One of these constellations is what the Greeks referred to as Aquila or the Eagle. Within Aquila is a line of three stars that is often referred to as the head of the eagle or the head of Aquila, consisting of Altair and the two stars on either side: Alshain and Tarazed. These three stars are in a line that is fairly straight, and has led to many interesting myths.
Another myth is the Coeur d’Alene story of a trio of people running in a race, which is represented by “three stars in a row.” A good candidate for this constellation is the head of Aquila, as Orion’s Belt (a much brighter trio of stars in a row) is thought to have been a bark canoe.
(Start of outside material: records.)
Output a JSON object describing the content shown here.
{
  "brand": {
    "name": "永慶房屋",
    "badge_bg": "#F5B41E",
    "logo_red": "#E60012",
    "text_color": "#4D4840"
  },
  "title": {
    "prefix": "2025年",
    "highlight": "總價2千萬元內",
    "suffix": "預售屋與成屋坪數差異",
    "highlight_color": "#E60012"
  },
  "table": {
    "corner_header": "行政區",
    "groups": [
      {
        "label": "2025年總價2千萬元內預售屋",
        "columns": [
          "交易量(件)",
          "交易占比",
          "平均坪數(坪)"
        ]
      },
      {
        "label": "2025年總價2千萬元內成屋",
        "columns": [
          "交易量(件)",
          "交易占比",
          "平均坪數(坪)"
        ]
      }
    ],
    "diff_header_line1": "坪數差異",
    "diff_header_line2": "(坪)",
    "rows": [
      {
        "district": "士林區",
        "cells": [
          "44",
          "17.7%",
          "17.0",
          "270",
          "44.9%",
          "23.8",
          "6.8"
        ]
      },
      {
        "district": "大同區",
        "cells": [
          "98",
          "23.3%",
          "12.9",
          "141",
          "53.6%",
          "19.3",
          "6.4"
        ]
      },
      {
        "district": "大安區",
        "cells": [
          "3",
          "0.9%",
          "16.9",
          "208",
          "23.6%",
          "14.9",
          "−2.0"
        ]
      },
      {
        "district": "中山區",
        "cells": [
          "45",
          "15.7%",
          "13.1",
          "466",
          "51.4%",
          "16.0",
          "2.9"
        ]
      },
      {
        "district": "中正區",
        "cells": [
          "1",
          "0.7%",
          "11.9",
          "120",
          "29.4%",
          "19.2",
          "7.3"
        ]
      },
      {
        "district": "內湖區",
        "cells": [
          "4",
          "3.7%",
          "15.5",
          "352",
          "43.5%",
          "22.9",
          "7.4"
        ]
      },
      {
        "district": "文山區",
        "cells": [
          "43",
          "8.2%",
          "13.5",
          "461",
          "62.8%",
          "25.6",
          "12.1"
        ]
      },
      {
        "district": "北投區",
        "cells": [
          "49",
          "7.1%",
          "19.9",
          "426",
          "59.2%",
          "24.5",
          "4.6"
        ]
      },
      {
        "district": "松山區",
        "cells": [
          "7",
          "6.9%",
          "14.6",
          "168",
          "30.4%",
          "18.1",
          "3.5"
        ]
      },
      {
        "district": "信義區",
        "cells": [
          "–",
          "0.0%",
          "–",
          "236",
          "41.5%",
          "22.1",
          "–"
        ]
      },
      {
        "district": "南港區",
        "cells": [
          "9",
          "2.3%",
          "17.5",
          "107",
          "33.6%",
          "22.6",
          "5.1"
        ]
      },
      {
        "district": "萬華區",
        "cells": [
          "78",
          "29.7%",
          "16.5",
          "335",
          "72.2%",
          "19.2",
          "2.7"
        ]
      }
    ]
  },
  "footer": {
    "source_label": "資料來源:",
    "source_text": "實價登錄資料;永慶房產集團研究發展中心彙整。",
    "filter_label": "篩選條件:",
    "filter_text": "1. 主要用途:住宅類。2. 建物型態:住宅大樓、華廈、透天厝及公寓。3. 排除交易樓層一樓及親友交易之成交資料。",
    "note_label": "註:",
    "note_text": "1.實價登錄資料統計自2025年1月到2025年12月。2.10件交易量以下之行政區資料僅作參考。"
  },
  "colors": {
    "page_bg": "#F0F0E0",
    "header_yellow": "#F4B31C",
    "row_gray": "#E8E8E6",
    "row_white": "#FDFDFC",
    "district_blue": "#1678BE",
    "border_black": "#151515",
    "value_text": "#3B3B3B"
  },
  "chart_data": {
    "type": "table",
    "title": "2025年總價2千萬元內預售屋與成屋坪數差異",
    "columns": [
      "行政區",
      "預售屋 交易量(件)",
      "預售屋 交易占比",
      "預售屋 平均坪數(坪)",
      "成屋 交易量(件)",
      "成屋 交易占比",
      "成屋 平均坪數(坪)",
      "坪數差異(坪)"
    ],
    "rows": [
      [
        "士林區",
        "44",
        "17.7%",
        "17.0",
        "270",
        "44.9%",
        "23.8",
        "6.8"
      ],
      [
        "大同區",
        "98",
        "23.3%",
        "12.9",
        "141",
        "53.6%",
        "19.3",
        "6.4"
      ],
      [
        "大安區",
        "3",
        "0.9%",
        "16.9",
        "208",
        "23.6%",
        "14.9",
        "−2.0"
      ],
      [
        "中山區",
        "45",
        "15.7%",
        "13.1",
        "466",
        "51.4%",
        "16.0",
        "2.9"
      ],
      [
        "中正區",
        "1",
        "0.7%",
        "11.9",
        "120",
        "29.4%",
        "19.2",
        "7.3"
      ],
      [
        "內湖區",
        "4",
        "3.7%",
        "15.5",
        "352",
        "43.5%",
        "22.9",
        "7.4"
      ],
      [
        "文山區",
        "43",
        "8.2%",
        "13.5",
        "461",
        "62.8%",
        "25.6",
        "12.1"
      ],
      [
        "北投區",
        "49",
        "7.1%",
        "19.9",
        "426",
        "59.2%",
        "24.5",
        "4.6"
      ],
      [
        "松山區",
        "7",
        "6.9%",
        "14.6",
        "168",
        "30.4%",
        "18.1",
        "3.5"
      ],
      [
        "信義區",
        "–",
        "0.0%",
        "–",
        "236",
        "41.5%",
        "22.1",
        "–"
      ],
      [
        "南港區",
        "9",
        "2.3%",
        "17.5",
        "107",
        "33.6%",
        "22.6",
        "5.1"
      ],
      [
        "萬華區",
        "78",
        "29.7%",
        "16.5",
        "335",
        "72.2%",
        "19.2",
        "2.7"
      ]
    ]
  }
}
While Altair was an important star for some tribes, for the Klamath of southern Oregon, the star Fomalhaut is more prevalent in their stories. “Kai,” or “Rabbit,” was said to be a star that would appear in the southeastern sky before the sun rose in May and June, and was supposed to be able to “freeze the lake by looking at it.” Fomalhaut, which not only can be seen in the southeast just before dawn in May and June, is also the brightest star in that particular area of the sky, making it a very likely candidate for Kai. Numerous other tribes had stories surrounding Fomalhaut as well, such as the Luiseño, who called Fomalhaut “Nawiwit Chawachwish” and believed that this star was a great chief who “went to the sky” after he died; and the Northern Paiute, whose star “Big Woman,” or “Paba’i-yü-mogo’tni,” also fits the description of Fomalhaut.